Wednesday, May 3, 2006

Miki Journal

There are those who will say that we deserve anything we might get, after bragging on our puppy the way we did earlier: “no accidents, sleep through the night”. These past four nights we’ve had our comeuppance: Miki is no longer sleeping through the night, darn it (but still no accidents in the house!). Last night was the worst of all, with several yapping and yowling sessions, all seemingly timed perfectly to wake us just after we’d “finally” gotten to sleep. And we thought Miki would be sleeping like a log after a strenuous evening class! Debbie and I were befogged zombies this morning until we drank our extra large, extra strong coffee. Now we’re merely zombies…

Yesterday evening Miki attended his first puppy class. He was a very attentive student, especially once he figured out that food was involved (that took, oh, six or seven seconds). One thing surprised me about him: he was not easily distracted by the other goings-on — he was focused entirely on the treats. And the places from whence they came). He’s figured out that treats comes from someplace — jars, treat bags, etc. — and that you can go straight to the source if mom or pop isn’t carefully watching.

To be serious for just a moment (that stops with the next paragraph, don’t worry)…Miki seems to us to be quite a bit quicker and brighter than Mo’i was as a puppy. Neither of us can remember Lea’s puppyhood with enough clarity to be certain of a comparison with her. But we remember Mo’i being distinctly “lunky", and slower than we expected to learn things. That doesn’t seem to have been an issue in the long haul, as he’s still training (mainly for agility), and is now doing very well. But as a puppy…'twas a different story. If the difference holds through adulthood (e.g., if puppy “brightness” translates into adult “brightness"), then Miki holds considerable promise for agility training…

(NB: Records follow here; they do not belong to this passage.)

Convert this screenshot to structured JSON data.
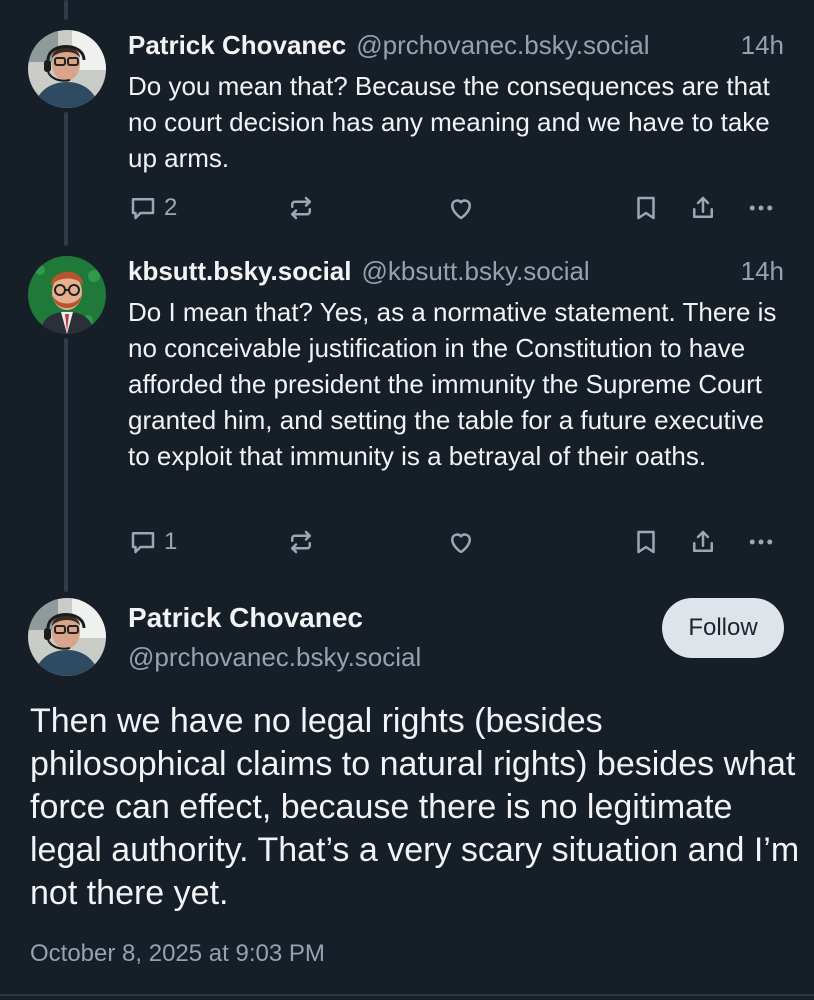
{
  "posts": [
    {
      "author_name": "Patrick Chovanec",
      "author_handle": "@prchovanec.bsky.social",
      "time": "14h",
      "text": "Do you mean that? Because the consequences are that no court decision has any meaning and we have to take up arms.",
      "reply_count": "2",
      "avatar": "patrick-avatar"
    },
    {
      "author_name": "kbsutt.bsky.social",
      "author_handle": "@kbsutt.bsky.social",
      "time": "14h",
      "text": "Do I mean that? Yes, as a normative statement. There is no conceivable justification in the Constitution to have afforded the president the immunity the Supreme Court granted him, and setting the table for a future executive to exploit that immunity is a betrayal of their oaths.",
      "reply_count": "1",
      "avatar": "kbsutt-avatar"
    }
  ],
  "main_post": {
    "author_name": "Patrick Chovanec",
    "author_handle": "@prchovanec.bsky.social",
    "follow_label": "Follow",
    "text": "Then we have no legal rights (besides philosophical claims to natural rights) besides what force can effect, because there is no legitimate legal authority. That’s a very scary situation and I’m not there yet.",
    "timestamp": "October 8, 2025 at 9:03 PM"
  },
  "icons": {
    "reply": "reply-icon",
    "repost": "repost-icon",
    "like": "heart-icon",
    "bookmark": "bookmark-icon",
    "share": "share-icon",
    "more": "more-icon"
  },
  "colors": {
    "background": "#161e27",
    "text": "#f1f3f5",
    "muted": "#93a2b2",
    "thread_line": "#2e3c4a",
    "follow_button": "#dfe4ea"
  }
}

Consistent with our introductory class (sans puppy), most of the learning in “puppy class” is being done by us human folk, not the puppy. For example, last night we learned the proper way get your puppy to sit. Basically this involves a set of complex ceremonial gestures and offerings of “high value” treats (cubed smoked chicken breast, rare prime rib, French gorganzola, etc.). If we perform the gestures exactly correctly, and if our offering is of acceptable quantity and quality, then our puppy will condescend to grace us with a brief “sit”. At least, that’s the theory.

At right above you can see my lovely bride Debbie, going through some of the ceremonial gestures and making offerings. You can also see the calculating expression on Miki’s face — this is while he’s deciding exactly how infrequently he can actually do something we desire without impeding the flow of ceremony and offerings. Debbie got way more exercise than the puppy, especially for one particular ceremony we practiced at length, wherein we pranced about in front of our observing puppy, acting like we got an electric shock each time our feet hit the ground. Our trainer told us that this behavior would help teach our puppy not to be distracted, but we all knew the truth: this was really entertainment for our puppies — by looking foolish and amusing our puppy, we could entice them into sitting for us (after all, it’s more comfortable to sit while watching entertainment!). And it seemed to work with Miki; to all appearances, he greatly enjoyed our performance. And he sat. Briefly.

At far right is one of Miki’s classmates — a little ball of energy, a mini Australian Shepard (I think). She was extraordinarily hard to take pictures of, as she was almost always in high-speed motion — nearly all of my pictures (mostly taken at 1/90th) came out like this one. The left-hand picture is of one of the other “dog parents” and her daughter — I just thought her daughter was especially cute when she got all bundled up in a big sweatshirt…

Previous Miki Journals: [1]

And here are all of Miki’s classmates — an adorable crop of puppies, and of very varied shapes and sizes:


  1. In the old blog, Anonymous said:
    More great photos of MiKi. I especially like the one on the right side of the first row. He looks like he is looking to someone for orders. I wish his little sister Emmy was like that. Her first puppy class starts May 13 and I have been told to bring lots of chicken. We have had our share of problems with crate training but it is sorts working and we are sticking to it so far.Richard and Judy

  2. In the old blog, Anonymous said:
    oh, thank you, Miki is adorable!